We can finally put that business of Janet Jackson's breast to bed, because the Supreme Court has decided they have had just about all they can take.
That's right. One day after making headlines for a pivotal decision which affect millions of Americans in the form of health care policy, the Supreme Court was ruling on nothing more than tiddlywinks.
Granted, a sum of $550,000 isn't nothing, but it's remarkable we are still talking about the infamous breast-reveal of Jackson nearly a decade later.
That's how feverishly the FCC have been after their money, and how fervently CBS has fought from the other side.
The fine has been making its way to the high court for some time, and it was recently thrown out twice in the 3rd U.S. Circuit Court of Appeals.
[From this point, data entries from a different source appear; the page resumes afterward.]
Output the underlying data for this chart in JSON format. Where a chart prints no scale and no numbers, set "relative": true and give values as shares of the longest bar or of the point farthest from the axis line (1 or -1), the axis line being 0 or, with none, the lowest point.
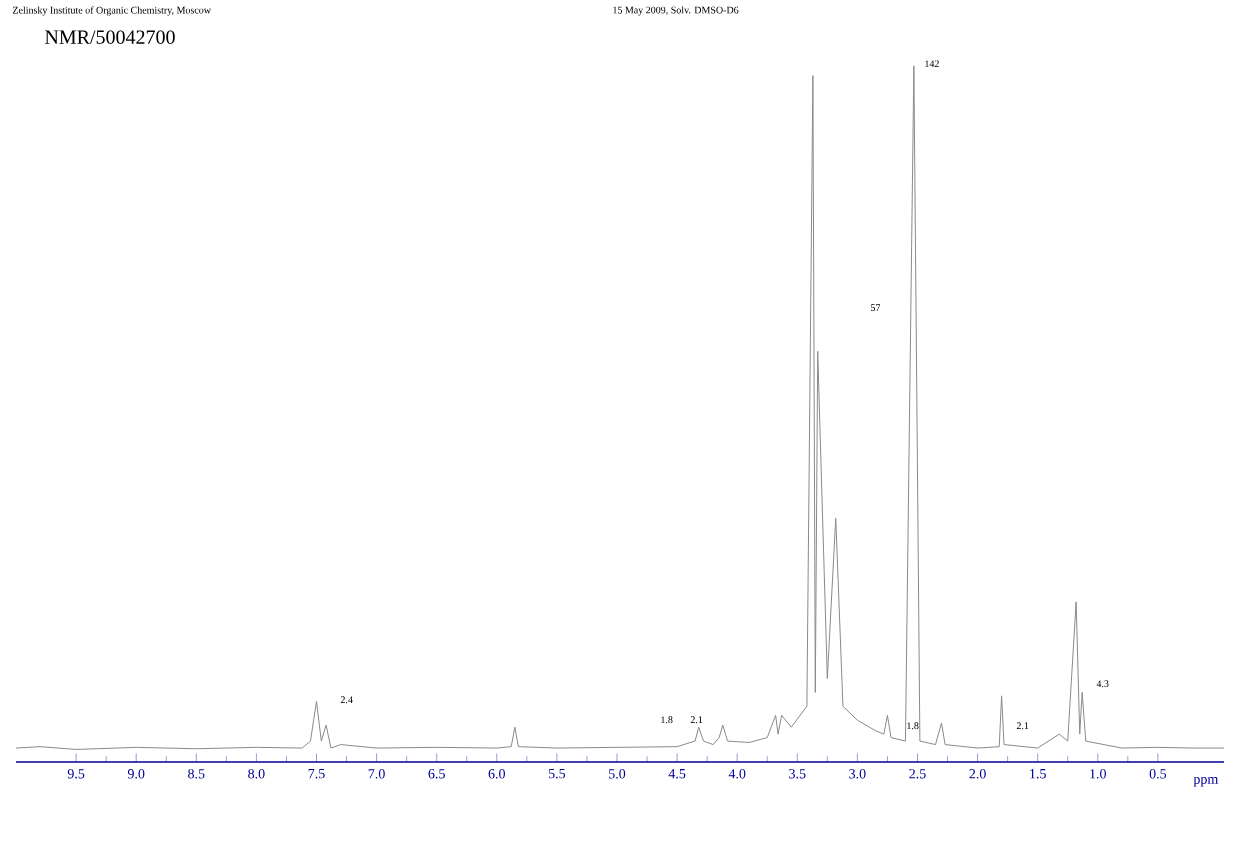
{
  "chart_data": {
    "type": "line",
    "title": "NMR/50042700",
    "relative": true,
    "xlabel": "ppm",
    "xlim": [
      10.0,
      -0.05
    ],
    "xticks": [
      {
        "value": 9.5,
        "label": "9.5"
      },
      {
        "value": 9.0,
        "label": "9.0"
      },
      {
        "value": 8.5,
        "label": "8.5"
      },
      {
        "value": 8.0,
        "label": "8.0"
      },
      {
        "value": 7.5,
        "label": "7.5"
      },
      {
        "value": 7.0,
        "label": "7.0"
      },
      {
        "value": 6.5,
        "label": "6.5"
      },
      {
        "value": 6.0,
        "label": "6.0"
      },
      {
        "value": 5.5,
        "label": "5.5"
      },
      {
        "value": 5.0,
        "label": "5.0"
      },
      {
        "value": 4.5,
        "label": "4.5"
      },
      {
        "value": 4.0,
        "label": "4.0"
      },
      {
        "value": 3.5,
        "label": "3.5"
      },
      {
        "value": 3.0,
        "label": "3.0"
      },
      {
        "value": 2.5,
        "label": "2.5"
      },
      {
        "value": 2.0,
        "label": "2.0"
      },
      {
        "value": 1.5,
        "label": "1.5"
      },
      {
        "value": 1.0,
        "label": "1.0"
      },
      {
        "value": 0.5,
        "label": "0.5"
      }
    ],
    "series": [
      {
        "color": "#8a8a8a",
        "x": [
          10.0,
          9.8,
          9.5,
          9.0,
          8.5,
          8.0,
          7.62,
          7.55,
          7.5,
          7.46,
          7.42,
          7.38,
          7.3,
          7.0,
          6.5,
          6.0,
          5.88,
          5.85,
          5.82,
          5.5,
          5.0,
          4.5,
          4.35,
          4.32,
          4.28,
          4.2,
          4.15,
          4.12,
          4.08,
          3.9,
          3.75,
          3.68,
          3.66,
          3.63,
          3.55,
          3.42,
          3.37,
          3.35,
          3.33,
          3.25,
          3.18,
          3.12,
          3.0,
          2.85,
          2.78,
          2.75,
          2.72,
          2.6,
          2.53,
          2.48,
          2.35,
          2.3,
          2.27,
          2.0,
          1.82,
          1.8,
          1.78,
          1.5,
          1.32,
          1.25,
          1.18,
          1.15,
          1.13,
          1.1,
          0.8,
          0.5,
          0.2,
          -0.05
        ],
        "values": [
          0.02,
          0.022,
          0.018,
          0.021,
          0.019,
          0.021,
          0.02,
          0.03,
          0.087,
          0.03,
          0.053,
          0.02,
          0.025,
          0.02,
          0.021,
          0.02,
          0.022,
          0.05,
          0.022,
          0.02,
          0.021,
          0.022,
          0.03,
          0.05,
          0.03,
          0.025,
          0.035,
          0.053,
          0.03,
          0.028,
          0.035,
          0.067,
          0.04,
          0.067,
          0.05,
          0.08,
          0.986,
          0.1,
          0.59,
          0.12,
          0.35,
          0.08,
          0.06,
          0.045,
          0.04,
          0.067,
          0.035,
          0.03,
          1.0,
          0.03,
          0.025,
          0.056,
          0.025,
          0.02,
          0.022,
          0.095,
          0.025,
          0.02,
          0.04,
          0.03,
          0.23,
          0.04,
          0.1,
          0.03,
          0.02,
          0.021,
          0.02,
          0.02
        ]
      }
    ],
    "annotations": [
      "Zelinsky Institute of Organic Chemistry, Moscow",
      "15 May 2009, Solv. DMSO-D6",
      "2.4",
      "1.8",
      "2.1",
      "57",
      "142",
      "1.8",
      "2.1",
      "4.3"
    ]
  }
}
That court found the claims rather flimsy when considering the context of other images and expletives that found their way to screen around the same time. From the report:
The appeals court said FCC's policy of excusing fleeting instances of indecent words and images appeared to change without notice in March 2004, a month after Jackson's halftime act. The judges said that made the agency's action against CBS "arbitrary and capricious."
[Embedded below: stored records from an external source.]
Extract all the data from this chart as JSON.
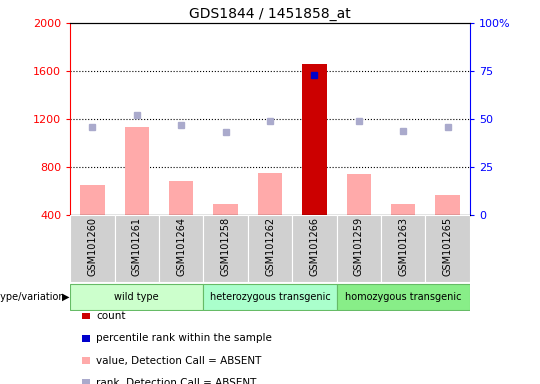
{
  "title": "GDS1844 / 1451858_at",
  "samples": [
    "GSM101260",
    "GSM101261",
    "GSM101264",
    "GSM101258",
    "GSM101262",
    "GSM101266",
    "GSM101259",
    "GSM101263",
    "GSM101265"
  ],
  "group_info": [
    {
      "name": "wild type",
      "start": 0,
      "end": 2,
      "color": "#ccffcc"
    },
    {
      "name": "heterozygous transgenic",
      "start": 3,
      "end": 5,
      "color": "#aaffcc"
    },
    {
      "name": "homozygous transgenic",
      "start": 6,
      "end": 8,
      "color": "#88ee88"
    }
  ],
  "count_values": [
    650,
    1130,
    680,
    490,
    750,
    1660,
    740,
    490,
    570
  ],
  "count_absent": [
    true,
    true,
    true,
    true,
    true,
    false,
    true,
    true,
    true
  ],
  "percentile_rank": [
    46,
    52,
    47,
    43,
    49,
    73,
    49,
    44,
    46
  ],
  "percentile_absent": [
    true,
    true,
    true,
    true,
    true,
    false,
    true,
    true,
    true
  ],
  "ylim_left": [
    400,
    2000
  ],
  "ylim_right": [
    0,
    100
  ],
  "yticks_left": [
    400,
    800,
    1200,
    1600,
    2000
  ],
  "yticks_right": [
    0,
    25,
    50,
    75,
    100
  ],
  "grid_values": [
    800,
    1200,
    1600
  ],
  "bar_color_absent": "#ffaaaa",
  "bar_color_present": "#cc0000",
  "dot_color_absent": "#aaaacc",
  "dot_color_present": "#0000cc",
  "bar_width": 0.55,
  "legend_items": [
    {
      "color": "#cc0000",
      "label": "count"
    },
    {
      "color": "#0000cc",
      "label": "percentile rank within the sample"
    },
    {
      "color": "#ffaaaa",
      "label": "value, Detection Call = ABSENT"
    },
    {
      "color": "#aaaacc",
      "label": "rank, Detection Call = ABSENT"
    }
  ]
}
It seems the court doesn't take too kindly to the FCC merely making an example of a very famous moment.
However, there was a wagging of the finger from Chief Justice John Roberts.
"It is now clear that the brevity of an indecent broadcast—be it word or image—cannot immunize it from FCC censure," he said. "Any future `wardrobe malfunctions' will not be protected on the ground relied on by the court below."
In addition, Roberts said that calling it a "wardrobe malfunction" when Justin Timberlake ripped away part of Jackson's bustier "strained the credulity of the public."
So don't go planning a nip slip or a tear-away wardrobe for your next halftime show, because the high court will not be there to dig you out of your hole a decade later.
And really, I think it's about time we put this foolishness aside forever.
Was anyone's life completely ruined by the moment that was more bizarre than lewd. Thank you for trying to coddle and keep us warm and safe from the nasty things in life, FCC.
But I agree with the ruling in that it seems rather arbitrary what is and isn't allowed on TV nowadays.
But if we are looking for a list to check off before offering programming seen by tens of millions, I guess we now have to include Janet Jackson's boob, just to be safe.